Aidez un parent âgé face à la perte de mémoire et au manque de concentration, et sachez quand consulter lorsque les tâches quotidiennes sont impactées.

Fille adulte discutant calmement avec sa mère âgée dans le salon

Des oublis répétés, des rendez-vous manqués ou une difficulté nouvelle à suivre une conversation peuvent amener l’entourage à s’inquiéter. Pourtant, proposer une consultation à un père ou une mère âgée provoque parfois une réaction immédiate : « Je vais très bien », « C’est normal à mon âge » ou « Tu me prends pour quelqu’un de sénile ».

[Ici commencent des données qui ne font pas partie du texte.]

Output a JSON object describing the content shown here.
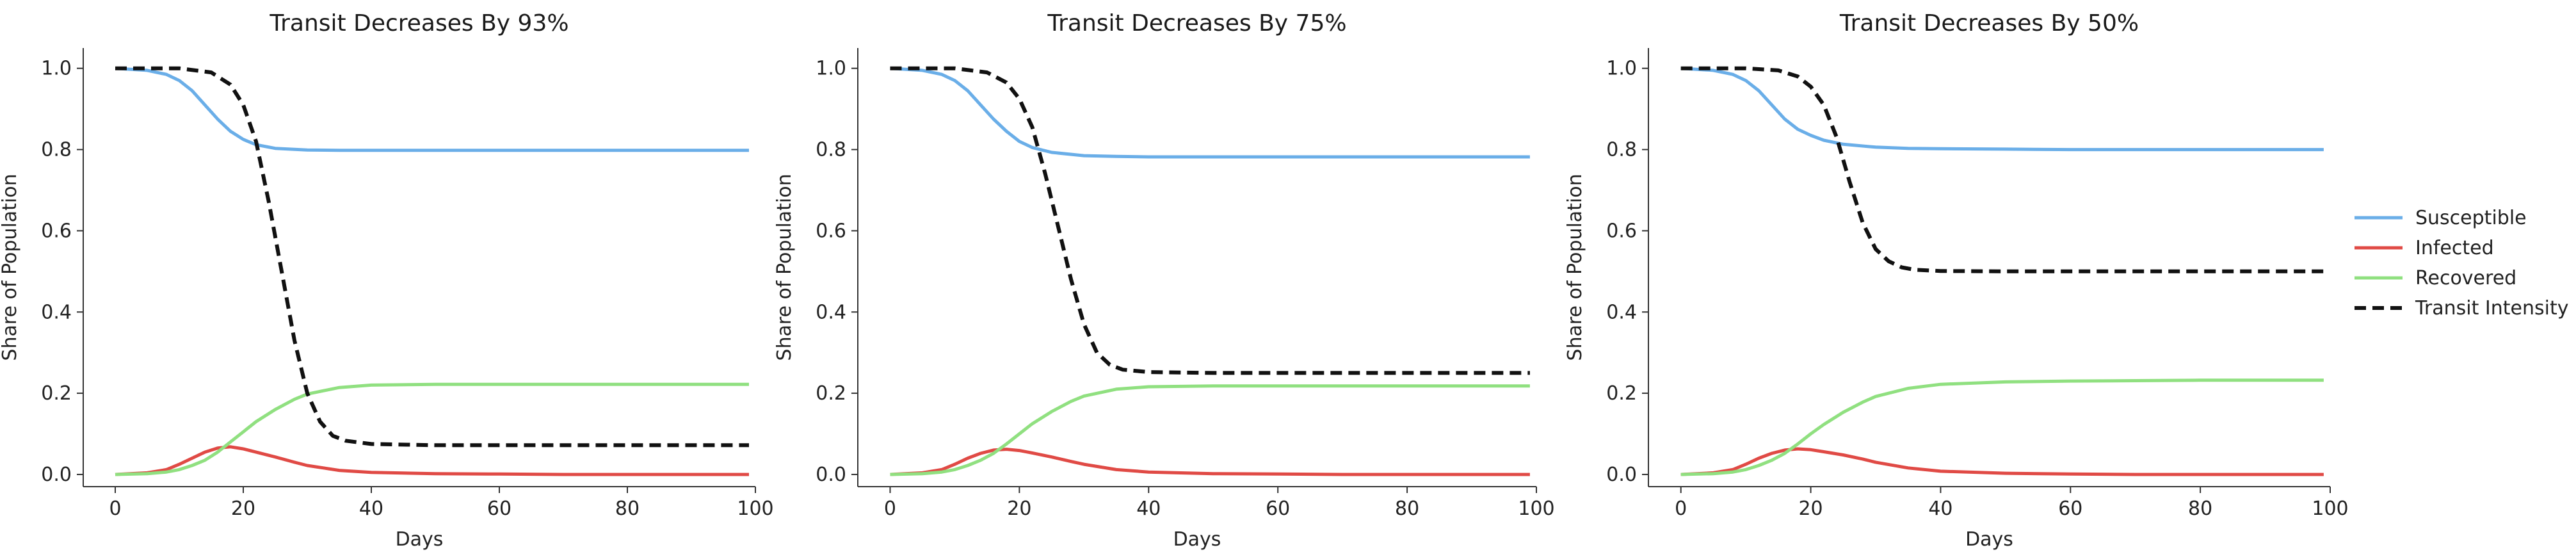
{
  "chart_data": [
    {
      "type": "line",
      "title": "Transit Decreases By 93%",
      "xlabel": "Days",
      "ylabel": "Share of Population",
      "xlim": [
        -5,
        100
      ],
      "ylim": [
        -0.03,
        1.05
      ],
      "xticks": [
        0,
        20,
        40,
        60,
        80,
        100
      ],
      "yticks": [
        0.0,
        0.2,
        0.4,
        0.6,
        0.8,
        1.0
      ],
      "grid": false,
      "series": [
        {
          "name": "Susceptible",
          "color": "#6aaee8",
          "style": "solid",
          "x": [
            0,
            5,
            8,
            10,
            12,
            14,
            16,
            18,
            20,
            22,
            25,
            30,
            35,
            40,
            50,
            60,
            70,
            80,
            90,
            99
          ],
          "y": [
            1.0,
            0.995,
            0.985,
            0.97,
            0.945,
            0.91,
            0.875,
            0.845,
            0.825,
            0.812,
            0.803,
            0.799,
            0.798,
            0.798,
            0.798,
            0.798,
            0.798,
            0.798,
            0.798,
            0.798
          ]
        },
        {
          "name": "Infected",
          "color": "#e04a45",
          "style": "solid",
          "x": [
            0,
            5,
            8,
            10,
            12,
            14,
            16,
            18,
            20,
            22,
            25,
            28,
            30,
            35,
            40,
            50,
            60,
            70,
            80,
            90,
            99
          ],
          "y": [
            0.0,
            0.004,
            0.012,
            0.025,
            0.04,
            0.055,
            0.065,
            0.068,
            0.063,
            0.055,
            0.043,
            0.03,
            0.022,
            0.01,
            0.005,
            0.002,
            0.001,
            0.0,
            0.0,
            0.0,
            0.0
          ]
        },
        {
          "name": "Recovered",
          "color": "#90e080",
          "style": "solid",
          "x": [
            0,
            5,
            8,
            10,
            12,
            14,
            16,
            18,
            20,
            22,
            25,
            28,
            30,
            35,
            40,
            50,
            60,
            70,
            80,
            90,
            99
          ],
          "y": [
            0.0,
            0.002,
            0.006,
            0.012,
            0.022,
            0.035,
            0.055,
            0.08,
            0.105,
            0.13,
            0.16,
            0.185,
            0.198,
            0.214,
            0.22,
            0.222,
            0.222,
            0.222,
            0.222,
            0.222,
            0.222
          ]
        },
        {
          "name": "Transit Intensity",
          "color": "#111111",
          "style": "dashed",
          "x": [
            0,
            10,
            15,
            18,
            20,
            22,
            24,
            26,
            28,
            30,
            32,
            34,
            36,
            40,
            50,
            60,
            70,
            80,
            90,
            99
          ],
          "y": [
            1.0,
            1.0,
            0.99,
            0.96,
            0.91,
            0.82,
            0.67,
            0.5,
            0.33,
            0.2,
            0.13,
            0.095,
            0.083,
            0.075,
            0.072,
            0.072,
            0.072,
            0.072,
            0.072,
            0.072
          ]
        }
      ]
    },
    {
      "type": "line",
      "title": "Transit Decreases By 75%",
      "xlabel": "Days",
      "ylabel": "Share of Population",
      "xlim": [
        -5,
        100
      ],
      "ylim": [
        -0.03,
        1.05
      ],
      "xticks": [
        0,
        20,
        40,
        60,
        80,
        100
      ],
      "yticks": [
        0.0,
        0.2,
        0.4,
        0.6,
        0.8,
        1.0
      ],
      "grid": false,
      "series": [
        {
          "name": "Susceptible",
          "color": "#6aaee8",
          "style": "solid",
          "x": [
            0,
            5,
            8,
            10,
            12,
            14,
            16,
            18,
            20,
            22,
            25,
            30,
            35,
            40,
            50,
            60,
            70,
            80,
            90,
            99
          ],
          "y": [
            1.0,
            0.995,
            0.985,
            0.97,
            0.945,
            0.91,
            0.875,
            0.845,
            0.82,
            0.805,
            0.793,
            0.785,
            0.783,
            0.782,
            0.782,
            0.782,
            0.782,
            0.782,
            0.782,
            0.782
          ]
        },
        {
          "name": "Infected",
          "color": "#e04a45",
          "style": "solid",
          "x": [
            0,
            5,
            8,
            10,
            12,
            14,
            16,
            18,
            20,
            22,
            25,
            28,
            30,
            35,
            40,
            50,
            60,
            70,
            80,
            90,
            99
          ],
          "y": [
            0.0,
            0.004,
            0.012,
            0.025,
            0.04,
            0.052,
            0.06,
            0.062,
            0.059,
            0.053,
            0.043,
            0.032,
            0.025,
            0.012,
            0.006,
            0.002,
            0.001,
            0.0,
            0.0,
            0.0,
            0.0
          ]
        },
        {
          "name": "Recovered",
          "color": "#90e080",
          "style": "solid",
          "x": [
            0,
            5,
            8,
            10,
            12,
            14,
            16,
            18,
            20,
            22,
            25,
            28,
            30,
            35,
            40,
            50,
            60,
            70,
            80,
            90,
            99
          ],
          "y": [
            0.0,
            0.002,
            0.006,
            0.012,
            0.022,
            0.035,
            0.052,
            0.075,
            0.1,
            0.125,
            0.155,
            0.18,
            0.193,
            0.21,
            0.216,
            0.218,
            0.218,
            0.218,
            0.218,
            0.218,
            0.218
          ]
        },
        {
          "name": "Transit Intensity",
          "color": "#111111",
          "style": "dashed",
          "x": [
            0,
            10,
            15,
            18,
            20,
            22,
            24,
            26,
            28,
            30,
            32,
            34,
            36,
            40,
            50,
            60,
            70,
            80,
            90,
            99
          ],
          "y": [
            1.0,
            1.0,
            0.99,
            0.965,
            0.925,
            0.855,
            0.74,
            0.61,
            0.48,
            0.37,
            0.3,
            0.27,
            0.258,
            0.252,
            0.25,
            0.25,
            0.25,
            0.25,
            0.25,
            0.25
          ]
        }
      ]
    },
    {
      "type": "line",
      "title": "Transit Decreases By 50%",
      "xlabel": "Days",
      "ylabel": "Share of Population",
      "xlim": [
        -5,
        100
      ],
      "ylim": [
        -0.03,
        1.05
      ],
      "xticks": [
        0,
        20,
        40,
        60,
        80,
        100
      ],
      "yticks": [
        0.0,
        0.2,
        0.4,
        0.6,
        0.8,
        1.0
      ],
      "grid": false,
      "series": [
        {
          "name": "Susceptible",
          "color": "#6aaee8",
          "style": "solid",
          "x": [
            0,
            5,
            8,
            10,
            12,
            14,
            16,
            18,
            20,
            22,
            25,
            30,
            35,
            40,
            50,
            60,
            70,
            80,
            90,
            99
          ],
          "y": [
            1.0,
            0.995,
            0.985,
            0.97,
            0.945,
            0.91,
            0.875,
            0.85,
            0.835,
            0.823,
            0.813,
            0.806,
            0.803,
            0.802,
            0.801,
            0.8,
            0.8,
            0.8,
            0.8,
            0.8
          ]
        },
        {
          "name": "Infected",
          "color": "#e04a45",
          "style": "solid",
          "x": [
            0,
            5,
            8,
            10,
            12,
            14,
            16,
            18,
            20,
            22,
            25,
            28,
            30,
            35,
            40,
            50,
            60,
            70,
            80,
            90,
            99
          ],
          "y": [
            0.0,
            0.004,
            0.012,
            0.025,
            0.04,
            0.052,
            0.06,
            0.063,
            0.061,
            0.056,
            0.048,
            0.038,
            0.03,
            0.016,
            0.008,
            0.003,
            0.001,
            0.0,
            0.0,
            0.0,
            0.0
          ]
        },
        {
          "name": "Recovered",
          "color": "#90e080",
          "style": "solid",
          "x": [
            0,
            5,
            8,
            10,
            12,
            14,
            16,
            18,
            20,
            22,
            25,
            28,
            30,
            35,
            40,
            50,
            60,
            70,
            80,
            90,
            99
          ],
          "y": [
            0.0,
            0.002,
            0.006,
            0.012,
            0.022,
            0.035,
            0.052,
            0.075,
            0.1,
            0.123,
            0.153,
            0.178,
            0.192,
            0.212,
            0.222,
            0.228,
            0.23,
            0.231,
            0.232,
            0.232,
            0.232
          ]
        },
        {
          "name": "Transit Intensity",
          "color": "#111111",
          "style": "dashed",
          "x": [
            0,
            10,
            15,
            18,
            20,
            22,
            24,
            26,
            28,
            30,
            32,
            34,
            36,
            40,
            50,
            60,
            70,
            80,
            90,
            99
          ],
          "y": [
            1.0,
            1.0,
            0.995,
            0.98,
            0.955,
            0.91,
            0.83,
            0.72,
            0.62,
            0.555,
            0.525,
            0.51,
            0.504,
            0.501,
            0.5,
            0.5,
            0.5,
            0.5,
            0.5,
            0.5
          ]
        }
      ]
    }
  ],
  "legend": {
    "placement": "right",
    "items": [
      {
        "label": "Susceptible",
        "color": "#6aaee8",
        "style": "solid"
      },
      {
        "label": "Infected",
        "color": "#e04a45",
        "style": "solid"
      },
      {
        "label": "Recovered",
        "color": "#90e080",
        "style": "solid"
      },
      {
        "label": "Transit Intensity",
        "color": "#111111",
        "style": "dashed"
      }
    ]
  }
}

Dans cette situation, chercher à démontrer à tout prix que le proche a un problème produit souvent l’effet inverse. L’objectif n’est pas de gagner un débat, mais de diminuer progressivement ses craintes afin qu’il accepte de faire le point avec un professionnel de santé. Savoir quand s’inquiéter d’une perte de mémoire chez une personne âgée aide aussi à distinguer un oubli ponctuel d’une difficulté qui justifie vraiment une évaluation.

Pourquoi un parent âgé peut-il refuser de consulter ?

Le refus n’est pas toujours lié à de l’entêtement. Plusieurs raisons peuvent se combiner :

  • la peur d’une maladie grave ou d’une perte d’autonomie ;
  • la crainte de ne plus pouvoir conduire, gérer son argent ou vivre chez soi ;
  • la honte d’échouer à des tests ;
  • la conviction que les oublis sont simplement dus à l’âge ;
  • la peur d’être placé en établissement ;
  • une mauvaise expérience médicale antérieure ;
  • le sentiment que ses enfants cherchent désormais à décider à sa place.

Dans certains troubles neurologiques diminuant les capacités cognitives, la personne peut également ne pas avoir pleinement conscience de ses difficultés. Ce phénomène, appelé anosognosie, ne correspond pas nécessairement à un mensonge ou à un refus volontaire de voir la réalité. La Haute Autorité de santé précise d’ailleurs que l’acceptation d’une évaluation spécialisée peut nécessiter plusieurs échanges avec le patient et son entourage.

Il est donc rarement utile de multiplier les reproches ou les preuves. Plus la personne se sent attaquée, plus elle risque de défendre son autonomie en niant les difficultés observées.

Choisir le bon moment pour aborder le sujet

Évitez d’entamer cette conversation juste après que la personne vienne d’oublier un nom, de faire une erreur ou de vivre un moment de confusion. Votre parent pourrait ressentir votre intervention comme une humiliation.

Choisissez plutôt un moment calme, sans témoins et sans contrainte de temps. Partez de votre inquiétude plutôt que d’un jugement :

« J’ai remarqué que certaines choses te demandent plus d’efforts en ce moment. Cela m’inquiète un peu et j’aimerais qu’on vérifie ensemble si tout va bien. »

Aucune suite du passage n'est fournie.